October 2008 - ERA Section: Gov’t Affairs

The Politics of DRTV: Ask not what your infomercial can do for you,
ask what it can do for your country.

By Tomiyo Turner

Only 60 years ago, candidates’ political platforms were articulated mostly in long speeches. Just 40 years ago, the majority of political advertisements were five minutes in length. Despite what is arguably an increasingly complex political system, voters are drawing heavily on 15- to 30-second television advertisements to make their decisions in November. This is creating an information gap that keeps many potential swing voters at home, underutilizes the potential of political advertising and prevents more informed political debate.

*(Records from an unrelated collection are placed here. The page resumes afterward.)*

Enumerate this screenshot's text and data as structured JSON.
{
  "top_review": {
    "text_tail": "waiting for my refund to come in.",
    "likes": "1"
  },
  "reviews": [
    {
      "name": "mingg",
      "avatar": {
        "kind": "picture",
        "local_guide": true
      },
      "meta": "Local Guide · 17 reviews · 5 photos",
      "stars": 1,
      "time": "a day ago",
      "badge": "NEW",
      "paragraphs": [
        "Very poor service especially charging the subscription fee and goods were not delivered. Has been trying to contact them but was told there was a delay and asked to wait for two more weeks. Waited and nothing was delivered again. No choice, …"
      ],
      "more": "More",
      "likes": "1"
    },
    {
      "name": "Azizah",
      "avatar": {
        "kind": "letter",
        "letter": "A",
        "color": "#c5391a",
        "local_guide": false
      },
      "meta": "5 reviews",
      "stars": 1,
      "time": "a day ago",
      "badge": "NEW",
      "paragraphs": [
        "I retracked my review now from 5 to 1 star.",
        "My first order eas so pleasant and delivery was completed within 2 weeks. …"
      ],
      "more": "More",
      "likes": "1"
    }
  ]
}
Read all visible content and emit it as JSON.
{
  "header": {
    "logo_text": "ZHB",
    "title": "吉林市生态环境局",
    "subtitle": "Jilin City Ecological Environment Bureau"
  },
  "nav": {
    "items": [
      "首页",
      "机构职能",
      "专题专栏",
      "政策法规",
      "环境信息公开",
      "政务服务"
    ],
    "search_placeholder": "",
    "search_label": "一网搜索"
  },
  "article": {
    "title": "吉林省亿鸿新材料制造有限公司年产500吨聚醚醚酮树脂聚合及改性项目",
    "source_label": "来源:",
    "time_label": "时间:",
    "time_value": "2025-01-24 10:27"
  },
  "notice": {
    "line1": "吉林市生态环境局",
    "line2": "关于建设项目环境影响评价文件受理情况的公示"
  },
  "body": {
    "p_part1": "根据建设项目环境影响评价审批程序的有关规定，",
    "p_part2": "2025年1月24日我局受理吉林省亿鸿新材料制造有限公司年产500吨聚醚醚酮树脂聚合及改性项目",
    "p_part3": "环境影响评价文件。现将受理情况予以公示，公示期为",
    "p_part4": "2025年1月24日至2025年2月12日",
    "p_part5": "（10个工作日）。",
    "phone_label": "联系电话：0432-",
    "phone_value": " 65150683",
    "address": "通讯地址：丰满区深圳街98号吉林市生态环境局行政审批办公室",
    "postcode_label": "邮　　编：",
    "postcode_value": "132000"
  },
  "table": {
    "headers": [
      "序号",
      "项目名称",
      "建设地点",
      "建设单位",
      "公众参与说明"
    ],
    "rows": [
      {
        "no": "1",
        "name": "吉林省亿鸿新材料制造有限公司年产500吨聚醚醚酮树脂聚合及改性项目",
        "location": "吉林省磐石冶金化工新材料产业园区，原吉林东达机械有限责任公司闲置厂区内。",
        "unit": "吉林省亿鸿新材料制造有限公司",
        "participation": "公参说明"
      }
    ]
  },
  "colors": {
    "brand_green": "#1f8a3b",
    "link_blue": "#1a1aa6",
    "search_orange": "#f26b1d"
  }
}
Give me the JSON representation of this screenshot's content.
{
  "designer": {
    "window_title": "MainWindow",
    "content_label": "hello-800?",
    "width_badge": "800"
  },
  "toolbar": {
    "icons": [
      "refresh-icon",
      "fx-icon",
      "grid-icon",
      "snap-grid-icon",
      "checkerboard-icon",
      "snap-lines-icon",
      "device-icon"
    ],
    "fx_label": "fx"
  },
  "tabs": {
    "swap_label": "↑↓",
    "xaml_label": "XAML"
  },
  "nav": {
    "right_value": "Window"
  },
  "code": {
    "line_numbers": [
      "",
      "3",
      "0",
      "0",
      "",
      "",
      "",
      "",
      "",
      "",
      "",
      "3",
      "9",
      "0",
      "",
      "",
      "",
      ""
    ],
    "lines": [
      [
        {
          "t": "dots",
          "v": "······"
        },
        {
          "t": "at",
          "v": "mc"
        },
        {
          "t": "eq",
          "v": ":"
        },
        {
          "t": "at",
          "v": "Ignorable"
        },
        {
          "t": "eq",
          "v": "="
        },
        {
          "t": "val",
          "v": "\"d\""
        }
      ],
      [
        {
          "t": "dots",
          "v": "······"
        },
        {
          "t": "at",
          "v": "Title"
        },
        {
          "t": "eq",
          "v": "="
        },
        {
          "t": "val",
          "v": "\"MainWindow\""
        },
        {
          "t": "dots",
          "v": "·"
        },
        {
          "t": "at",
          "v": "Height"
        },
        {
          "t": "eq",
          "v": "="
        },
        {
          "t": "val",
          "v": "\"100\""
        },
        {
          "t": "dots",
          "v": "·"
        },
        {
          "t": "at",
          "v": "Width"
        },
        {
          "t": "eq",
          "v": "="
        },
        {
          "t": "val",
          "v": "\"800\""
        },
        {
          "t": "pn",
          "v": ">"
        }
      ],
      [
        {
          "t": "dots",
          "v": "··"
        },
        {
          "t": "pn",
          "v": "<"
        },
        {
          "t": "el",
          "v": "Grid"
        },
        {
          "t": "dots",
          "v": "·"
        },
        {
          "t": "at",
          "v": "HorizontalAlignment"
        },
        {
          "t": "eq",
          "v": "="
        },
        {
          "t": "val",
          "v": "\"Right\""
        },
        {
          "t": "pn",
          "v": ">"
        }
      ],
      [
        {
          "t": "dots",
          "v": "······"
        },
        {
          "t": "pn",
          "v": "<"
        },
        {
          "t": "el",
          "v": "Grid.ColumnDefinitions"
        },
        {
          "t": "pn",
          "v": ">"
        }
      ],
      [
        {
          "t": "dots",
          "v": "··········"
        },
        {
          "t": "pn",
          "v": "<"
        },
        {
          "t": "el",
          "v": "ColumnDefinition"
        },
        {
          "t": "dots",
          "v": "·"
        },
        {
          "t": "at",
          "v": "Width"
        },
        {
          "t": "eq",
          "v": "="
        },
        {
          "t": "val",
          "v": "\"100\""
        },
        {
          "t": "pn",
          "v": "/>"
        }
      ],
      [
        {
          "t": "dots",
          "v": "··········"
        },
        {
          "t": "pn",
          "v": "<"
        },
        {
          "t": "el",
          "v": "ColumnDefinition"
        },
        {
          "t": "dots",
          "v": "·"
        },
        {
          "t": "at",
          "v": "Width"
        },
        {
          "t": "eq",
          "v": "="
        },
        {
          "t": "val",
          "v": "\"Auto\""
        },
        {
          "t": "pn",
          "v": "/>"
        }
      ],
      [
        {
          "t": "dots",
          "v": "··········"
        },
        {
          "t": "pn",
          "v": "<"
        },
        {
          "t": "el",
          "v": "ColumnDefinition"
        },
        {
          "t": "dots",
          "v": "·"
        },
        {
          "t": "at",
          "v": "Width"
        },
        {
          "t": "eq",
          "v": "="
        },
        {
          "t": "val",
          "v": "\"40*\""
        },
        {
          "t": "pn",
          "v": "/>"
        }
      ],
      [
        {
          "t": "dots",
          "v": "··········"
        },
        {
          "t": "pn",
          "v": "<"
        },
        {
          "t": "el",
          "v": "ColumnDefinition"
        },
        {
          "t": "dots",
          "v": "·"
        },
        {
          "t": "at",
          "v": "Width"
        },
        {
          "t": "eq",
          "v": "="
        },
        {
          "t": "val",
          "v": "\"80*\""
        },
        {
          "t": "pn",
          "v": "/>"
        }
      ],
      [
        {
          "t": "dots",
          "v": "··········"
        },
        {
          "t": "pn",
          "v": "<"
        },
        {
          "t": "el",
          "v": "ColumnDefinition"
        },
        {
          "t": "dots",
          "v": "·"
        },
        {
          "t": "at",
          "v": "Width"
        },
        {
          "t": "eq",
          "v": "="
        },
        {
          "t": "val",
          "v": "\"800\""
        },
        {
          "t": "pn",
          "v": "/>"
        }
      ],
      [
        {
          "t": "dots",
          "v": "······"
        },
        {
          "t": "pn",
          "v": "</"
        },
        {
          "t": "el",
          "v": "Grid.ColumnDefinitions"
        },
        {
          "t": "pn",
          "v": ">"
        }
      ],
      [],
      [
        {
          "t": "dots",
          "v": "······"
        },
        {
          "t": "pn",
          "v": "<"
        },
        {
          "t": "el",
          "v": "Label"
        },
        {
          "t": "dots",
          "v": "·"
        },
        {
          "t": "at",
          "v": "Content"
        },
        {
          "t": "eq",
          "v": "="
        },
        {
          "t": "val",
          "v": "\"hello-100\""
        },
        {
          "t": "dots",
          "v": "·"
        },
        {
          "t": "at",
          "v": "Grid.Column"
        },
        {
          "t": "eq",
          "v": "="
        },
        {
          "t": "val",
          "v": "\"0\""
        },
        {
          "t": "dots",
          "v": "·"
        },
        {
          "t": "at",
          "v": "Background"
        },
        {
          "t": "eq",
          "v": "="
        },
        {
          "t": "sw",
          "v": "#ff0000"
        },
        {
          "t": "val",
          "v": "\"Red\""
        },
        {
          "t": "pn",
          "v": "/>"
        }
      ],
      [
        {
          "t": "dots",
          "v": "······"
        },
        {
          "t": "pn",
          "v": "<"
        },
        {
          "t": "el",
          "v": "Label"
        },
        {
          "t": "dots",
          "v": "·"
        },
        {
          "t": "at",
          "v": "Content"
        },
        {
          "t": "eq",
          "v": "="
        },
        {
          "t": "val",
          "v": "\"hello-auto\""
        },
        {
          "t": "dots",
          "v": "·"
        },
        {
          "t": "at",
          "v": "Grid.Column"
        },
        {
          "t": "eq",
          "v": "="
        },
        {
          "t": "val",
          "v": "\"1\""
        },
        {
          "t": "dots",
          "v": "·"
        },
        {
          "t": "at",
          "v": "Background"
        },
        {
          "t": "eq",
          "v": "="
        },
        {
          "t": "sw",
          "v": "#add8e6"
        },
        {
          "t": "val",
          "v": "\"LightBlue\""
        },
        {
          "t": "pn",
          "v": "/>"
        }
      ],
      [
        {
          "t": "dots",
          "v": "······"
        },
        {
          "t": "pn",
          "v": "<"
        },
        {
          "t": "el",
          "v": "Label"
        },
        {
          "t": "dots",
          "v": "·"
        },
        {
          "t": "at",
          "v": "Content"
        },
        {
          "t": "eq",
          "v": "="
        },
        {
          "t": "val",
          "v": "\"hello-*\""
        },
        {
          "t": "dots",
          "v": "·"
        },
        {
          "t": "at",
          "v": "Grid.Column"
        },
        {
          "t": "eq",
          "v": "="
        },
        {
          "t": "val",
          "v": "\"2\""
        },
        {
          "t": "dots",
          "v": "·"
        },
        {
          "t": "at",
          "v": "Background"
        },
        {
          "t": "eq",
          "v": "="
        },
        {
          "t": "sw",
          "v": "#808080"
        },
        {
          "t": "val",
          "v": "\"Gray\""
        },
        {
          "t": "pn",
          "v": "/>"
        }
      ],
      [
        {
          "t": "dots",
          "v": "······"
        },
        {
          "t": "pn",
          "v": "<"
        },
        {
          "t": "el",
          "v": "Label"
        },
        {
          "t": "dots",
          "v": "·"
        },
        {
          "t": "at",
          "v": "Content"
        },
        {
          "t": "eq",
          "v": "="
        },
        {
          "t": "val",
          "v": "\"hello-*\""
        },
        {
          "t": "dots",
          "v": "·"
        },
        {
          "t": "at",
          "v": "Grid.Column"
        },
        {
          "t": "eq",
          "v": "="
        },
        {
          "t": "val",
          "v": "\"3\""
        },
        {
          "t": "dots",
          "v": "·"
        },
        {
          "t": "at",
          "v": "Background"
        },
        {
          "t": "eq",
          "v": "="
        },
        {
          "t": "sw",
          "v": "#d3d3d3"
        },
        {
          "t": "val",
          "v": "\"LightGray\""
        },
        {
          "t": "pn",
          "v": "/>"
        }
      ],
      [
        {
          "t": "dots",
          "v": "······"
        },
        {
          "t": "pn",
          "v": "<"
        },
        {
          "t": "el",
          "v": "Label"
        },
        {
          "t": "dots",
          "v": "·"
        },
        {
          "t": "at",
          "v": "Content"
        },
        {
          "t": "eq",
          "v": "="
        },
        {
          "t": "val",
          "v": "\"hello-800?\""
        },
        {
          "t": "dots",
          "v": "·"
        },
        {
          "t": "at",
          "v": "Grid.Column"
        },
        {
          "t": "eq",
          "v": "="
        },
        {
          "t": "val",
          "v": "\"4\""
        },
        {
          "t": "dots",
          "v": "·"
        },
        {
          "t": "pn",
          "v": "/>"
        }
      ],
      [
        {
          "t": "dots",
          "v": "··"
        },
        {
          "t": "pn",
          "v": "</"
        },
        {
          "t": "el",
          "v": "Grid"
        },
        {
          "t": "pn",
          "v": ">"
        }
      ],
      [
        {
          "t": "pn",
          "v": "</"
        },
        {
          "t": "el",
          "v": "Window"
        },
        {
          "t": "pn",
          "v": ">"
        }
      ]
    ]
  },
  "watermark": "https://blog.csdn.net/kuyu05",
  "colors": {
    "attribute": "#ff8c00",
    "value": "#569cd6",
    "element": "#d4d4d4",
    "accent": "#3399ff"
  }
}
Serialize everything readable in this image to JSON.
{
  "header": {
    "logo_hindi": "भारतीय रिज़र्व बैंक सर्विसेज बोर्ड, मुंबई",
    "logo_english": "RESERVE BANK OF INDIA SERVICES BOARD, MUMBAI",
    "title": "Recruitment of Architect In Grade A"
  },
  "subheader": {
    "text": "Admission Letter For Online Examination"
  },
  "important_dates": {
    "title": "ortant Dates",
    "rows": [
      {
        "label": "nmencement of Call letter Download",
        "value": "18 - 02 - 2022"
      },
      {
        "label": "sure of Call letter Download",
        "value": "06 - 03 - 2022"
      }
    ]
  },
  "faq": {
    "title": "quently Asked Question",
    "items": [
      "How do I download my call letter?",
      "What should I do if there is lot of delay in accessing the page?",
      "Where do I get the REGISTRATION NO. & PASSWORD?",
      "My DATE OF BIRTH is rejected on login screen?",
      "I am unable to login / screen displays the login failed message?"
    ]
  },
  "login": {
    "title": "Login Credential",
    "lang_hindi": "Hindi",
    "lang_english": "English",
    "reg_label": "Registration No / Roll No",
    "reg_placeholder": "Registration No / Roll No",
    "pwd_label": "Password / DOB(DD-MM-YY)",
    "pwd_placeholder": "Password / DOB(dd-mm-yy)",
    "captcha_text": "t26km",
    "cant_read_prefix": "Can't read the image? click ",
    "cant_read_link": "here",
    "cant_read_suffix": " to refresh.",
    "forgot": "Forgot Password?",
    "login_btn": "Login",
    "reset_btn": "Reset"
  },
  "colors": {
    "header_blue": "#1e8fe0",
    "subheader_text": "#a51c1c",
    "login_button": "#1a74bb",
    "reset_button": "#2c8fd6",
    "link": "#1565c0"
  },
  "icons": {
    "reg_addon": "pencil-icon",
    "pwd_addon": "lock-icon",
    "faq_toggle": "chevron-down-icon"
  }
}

But things should, and might, be changing soon. Sen. Barack Obama has aired the first long-form ad of this Presidential campaign. Although the Obama campaign has been clear that they are only trying out this method, both candidates should invest in a solid long-form strategy to supplement other advertising. Each type of advertisement has the potential to reach different types of voters and therefore, maximize support.

However, long-form advertising has special potential in the political arena. In political advertising, it is important to be especially cost-effective and to seek out a specific audience. By using long-form advertising that is targeted to address the particular concerns of a more regional audience, candidates may be able to garner votes in nearly every constituency without spending nearly as much as they would using more traditional media buys. Political long-form advertisements would be less expensive to produce than product-based advertisements, because they can use pre-recorded footage from campaign events.

Another major benefit of long-form advertising is the special ability to target first-time or infrequent voters. A study conducted by the American National Election Studies group at Stanford and the University of Michigan demonstrated that in 2004, 60 percent of voters felt the issues were too complex to understand. Perceived lack of information is one of the greatest barriers to voter participation, and if candidates can make a persuasive case that supplies basic information about the issues, they might more successfully mobilize their supporters.

Further, long-form advertisements reach an especially valuable audience. Views of long-form advertisements are more likely to be female and are more educated than average.
According to the Center for American Women and Politics, 60 percent of undecided likely voters in October of 2004, were female. Targeting women even late in the election may provide a significant change close to the election.

Long-form ads might also be able to capitalize on the decision-making process that voters actually use. Samuel Popkin, a political scientist influential in the development of rational choice theory, says that voters economize on information and resolve uncertainty by looking to experts. By utilizing commentary from experts in issue areas, candidates may be able to convince voters that their policy positions are the best.

Spot advertisements, by contrast, do not have this type of influence. Only extremely well-known individuals will be able to create this effect in a short form. A long-form format gives time to develop the credibility and explain the credentials of a less-known expert.

The long-form advertisement meets two major needs in our political system: It could enliven the political debate and raise the level of political awareness.